The pandemic created a frenzied real estate market in much of the United States that has yet to let up, with demand for housing still outpacing the number of homes coming on the market, giving sellers a heavy upper hand in most of the country. But economists say the market cooled off a bit in July—perhaps a sign that the wild price appreciations of the past year may have scared off some buyers who prefer to wait until things calm down, to stay put or to continue renting.

Nationally, U.S. median home prices held steady from June to July at $385,000. That’s up 10.3% from last year at this time, according to the latest data from Realtor.com. It is slower growth than the 12.7% increase in June 2021, and it marks the third month in a row in which the year-over-year gains have slowed.

“There’s a lot of buyer sticker shock,” said John Burns, CEO of John Burns Real Estate Consulting, based in Irvine, California. “People who are a little more investment oriented or who maybe already own a home have pulled back.”

Burns said prices could see a correction in the coming months in many markets—but not a dramatic one.

“If prices have gone up 20% and then dip 2%, it’s not the end of the world,” he said.

“It is just moving from super hot to normal hot,” said Lawrence Yun, chief economist for the National Association of Realtors, which has not yet released its July data. “It is still a seller’s market.”

It may also signal the return to a normal seasonal dip with many schools back in-person and delayed summer vacations finally underway. In 2020, the market came to a near standstill after COVID lockdowns hit in early spring—typically the busiest home buying season of the year. But it roared back to life during the summer, with people upgrading to larger homes or leaving cities for suburbia, even as inventory fell steeply across the country.
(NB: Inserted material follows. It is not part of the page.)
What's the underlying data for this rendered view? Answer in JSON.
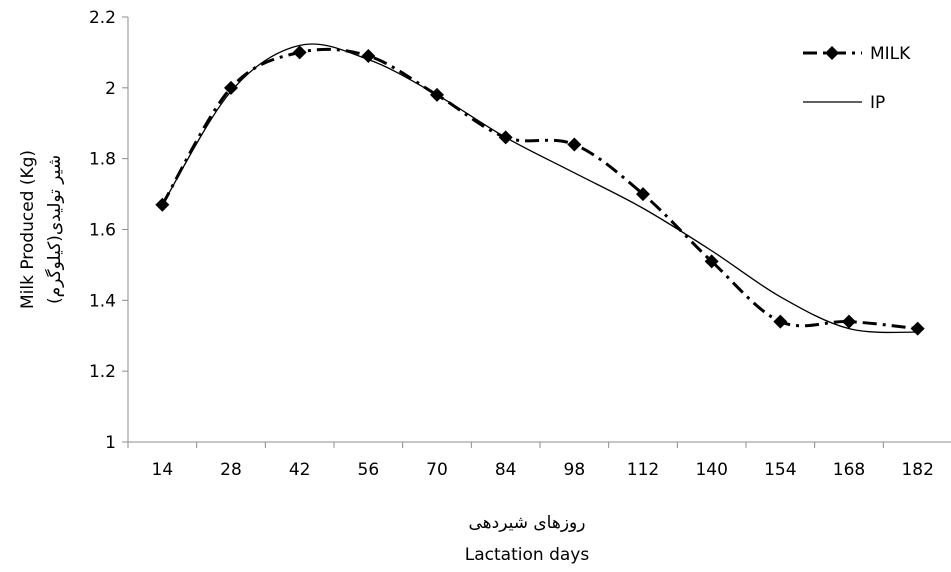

Homebuyers continued to flood the market with demand through the fall and winter, peaking this spring.

Economists say the delta variant’s impact on housing will likely be to accelerate the hybrid and work-from-home trend that is driving buyers with the means to do so to upgrade to larger houses—a trend that often takes people farther from the urban core or to less expensive cities. And interest rates remain low, another factor in surging housing demand.
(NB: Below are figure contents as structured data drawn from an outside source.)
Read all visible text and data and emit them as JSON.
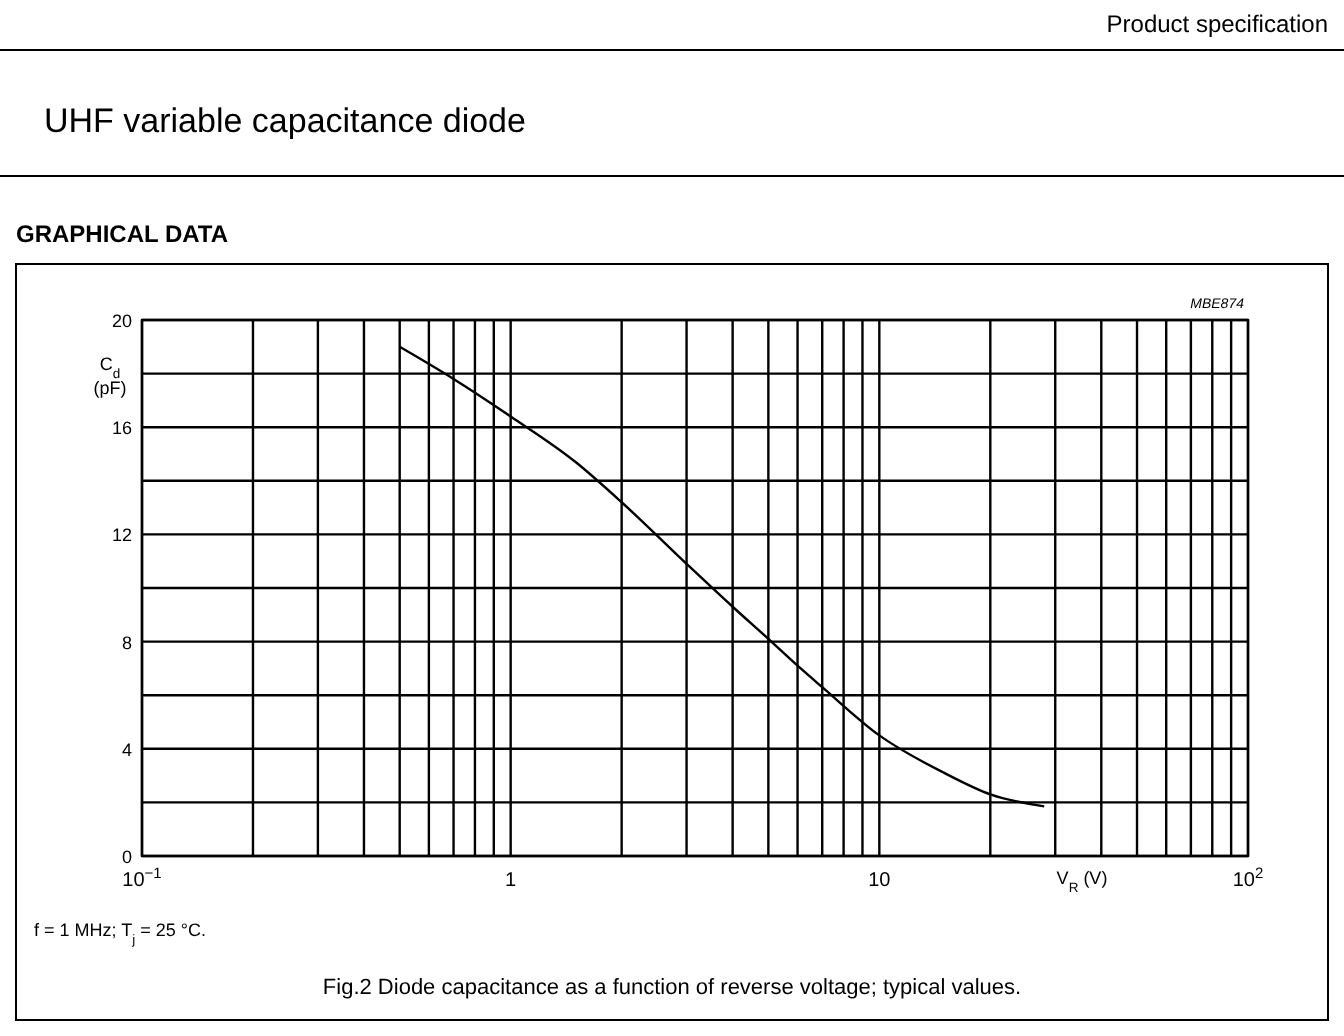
{
  "chart_data": {
    "type": "line",
    "title": "UHF variable capacitance diode",
    "subtitle": "GRAPHICAL DATA",
    "xlabel": "V$_{R}$ (V)",
    "ylabel": "C$_{d}$ (pF)",
    "log": "x",
    "grid": true,
    "marker": "none",
    "line_style": "solid",
    "xlim": [
      0.1,
      100
    ],
    "xticks": [
      {
        "value": 0.1,
        "label": "10$^{−1}$"
      },
      {
        "value": 0.2,
        "label": null
      },
      {
        "value": 0.3,
        "label": null
      },
      {
        "value": 0.4,
        "label": null
      },
      {
        "value": 0.5,
        "label": null
      },
      {
        "value": 0.6,
        "label": null
      },
      {
        "value": 0.7,
        "label": null
      },
      {
        "value": 0.8,
        "label": null
      },
      {
        "value": 0.9,
        "label": null
      },
      1,
      {
        "value": 2,
        "label": null
      },
      {
        "value": 3,
        "label": null
      },
      {
        "value": 4,
        "label": null
      },
      {
        "value": 5,
        "label": null
      },
      {
        "value": 6,
        "label": null
      },
      {
        "value": 7,
        "label": null
      },
      {
        "value": 8,
        "label": null
      },
      {
        "value": 9,
        "label": null
      },
      10,
      {
        "value": 20,
        "label": null
      },
      {
        "value": 30,
        "label": null
      },
      {
        "value": 40,
        "label": null
      },
      {
        "value": 50,
        "label": null
      },
      {
        "value": 60,
        "label": null
      },
      {
        "value": 70,
        "label": null
      },
      {
        "value": 80,
        "label": null
      },
      {
        "value": 90,
        "label": null
      },
      {
        "value": 100,
        "label": "10$^{2}$"
      }
    ],
    "ylim": [
      0,
      20
    ],
    "yticks": [
      0,
      {
        "value": 2,
        "label": null
      },
      4,
      {
        "value": 6,
        "label": null
      },
      8,
      {
        "value": 10,
        "label": null
      },
      12,
      {
        "value": 14,
        "label": null
      },
      16,
      {
        "value": 18,
        "label": null
      },
      20
    ],
    "series": [
      {
        "color": "#000000",
        "x": [
          0.5,
          0.7,
          1,
          1.5,
          2,
          3,
          4,
          5,
          6,
          7,
          10,
          15,
          20,
          28
        ],
        "values": [
          19.0,
          17.8,
          16.4,
          14.7,
          13.2,
          10.9,
          9.3,
          8.1,
          7.1,
          6.3,
          4.5,
          3.1,
          2.3,
          1.85
        ]
      }
    ],
    "annotations": [
      "Product specification",
      "MBE874",
      "f = 1 MHz; T$_{j}$ = 25 °C.",
      "Fig.2  Diode capacitance as a function of reverse voltage; typical values."
    ]
  }
}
Danielle Hale, Realtor.com’s chief economist, said last month’s slower price growth was skewed because a larger share of smaller, entry-level homes hit the market compared to a year prior, bringing the median price growth down overall. But a typical 2,000-square-foot home still saw brisk price appreciation, up 18.7% from July 2020.

“For buyers looking for smaller, entry-level type homes, that’s good news,” Hale said. “I still wouldn’t say those homes are plentiful, but there’s more of them for sale now than there was a year ago.”
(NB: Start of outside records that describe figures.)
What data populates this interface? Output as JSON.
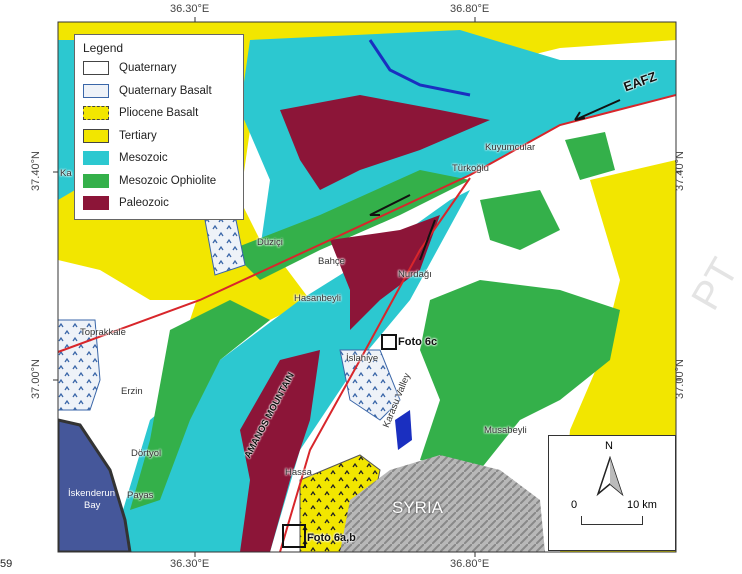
{
  "legend": {
    "title": "Legend",
    "items": [
      {
        "label": "Quaternary",
        "color": "#ffffff"
      },
      {
        "label": "Quaternary Basalt",
        "color": "#eef2f8"
      },
      {
        "label": "Pliocene Basalt",
        "color": "#f2e600"
      },
      {
        "label": "Tertiary",
        "color": "#f2e600"
      },
      {
        "label": "Mesozoic",
        "color": "#2cc8d0"
      },
      {
        "label": "Mesozoic Ophiolite",
        "color": "#34b04a"
      },
      {
        "label": "Paleozoic",
        "color": "#8c1538"
      }
    ]
  },
  "ticks": {
    "top": [
      "36.30°E",
      "36.80°E"
    ],
    "bottom": [
      "36.30°E",
      "36.80°E"
    ],
    "left": [
      "37.40°N",
      "37.00°N"
    ],
    "right": [
      "37.40°N",
      "37.00°N"
    ]
  },
  "places": {
    "kuyumcular": "Kuyumcular",
    "turkoglu": "Türkoğlu",
    "duzici": "Düziçi",
    "bahce": "Bahçe",
    "nurdagi": "Nurdağı",
    "hasanbeyli": "Hasanbeyli",
    "toprakkale": "Toprakkale",
    "islahiye": "İslahiye",
    "erzin": "Erzin",
    "dortyol": "Dörtyol",
    "iskenderun": "İskenderun",
    "bay": "Bay",
    "payas": "Payas",
    "hassa": "Hassa",
    "musabeyli": "Musabeyli",
    "karasu": "Karasu Valley",
    "amanos": "AMANOS MOUNTAIN",
    "syria": "SYRIA",
    "ka": "Ka",
    "eafz": "EAFZ",
    "foto6c": "Foto 6c",
    "foto6ab": "Foto 6a,b"
  },
  "scale": {
    "north": "N",
    "zero": "0",
    "max": "10 km"
  },
  "page_number": "59",
  "watermark": "PT",
  "colors": {
    "fault": "#d8262b",
    "water": "#1a2fc0",
    "bay": "#45579a"
  }
}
The most dramatic price appreciation happened in Western states and in suburban and exurban areas where buyers are looking for larger, single-family houses and relatively affordable prices. Austin, Texas, saw the biggest jump, with prices up 40% from last year, Burns said. Prices were softest in the Midwest and the Northeast, according to Realtor.com.

Patton Drewett, a real estate agent with Compass in Austin, said homes under $1 million were the most in demand in his area, with the price surge partly driven by buyers moving to Austin after cashing out of pricier cities like San Francisco, Los Angeles and New York.

“I’m having to put five to ten offers out on homes to get something into contract,” he said.

One client recently put a $975,000 offer on a home listed for $800,000. They didn’t get the house.

“It certainly feels like the Wild West in terms of what people are willing to pay,” he said.

Drewett said he saw things cool off in July, with homes getting 2-10 offers — down from the 30-40 offers a home might have gotten in the spring. But in the last two weeks or so buyers have returned from vacations and are once again shopping for homes, he said.

Nationally, the average home took 38 days to sell in July, up slightly from 37 days a year ago, according to Realtor.com, another sign of things slowing down a bit. The number of homes listed for sale was up 6.5% in July versus last year, which Hale said is a leading indicator of where the market is headed.

“It’s still going to be a competitive market,” Hale said. “But we’re going to start to see more balance.”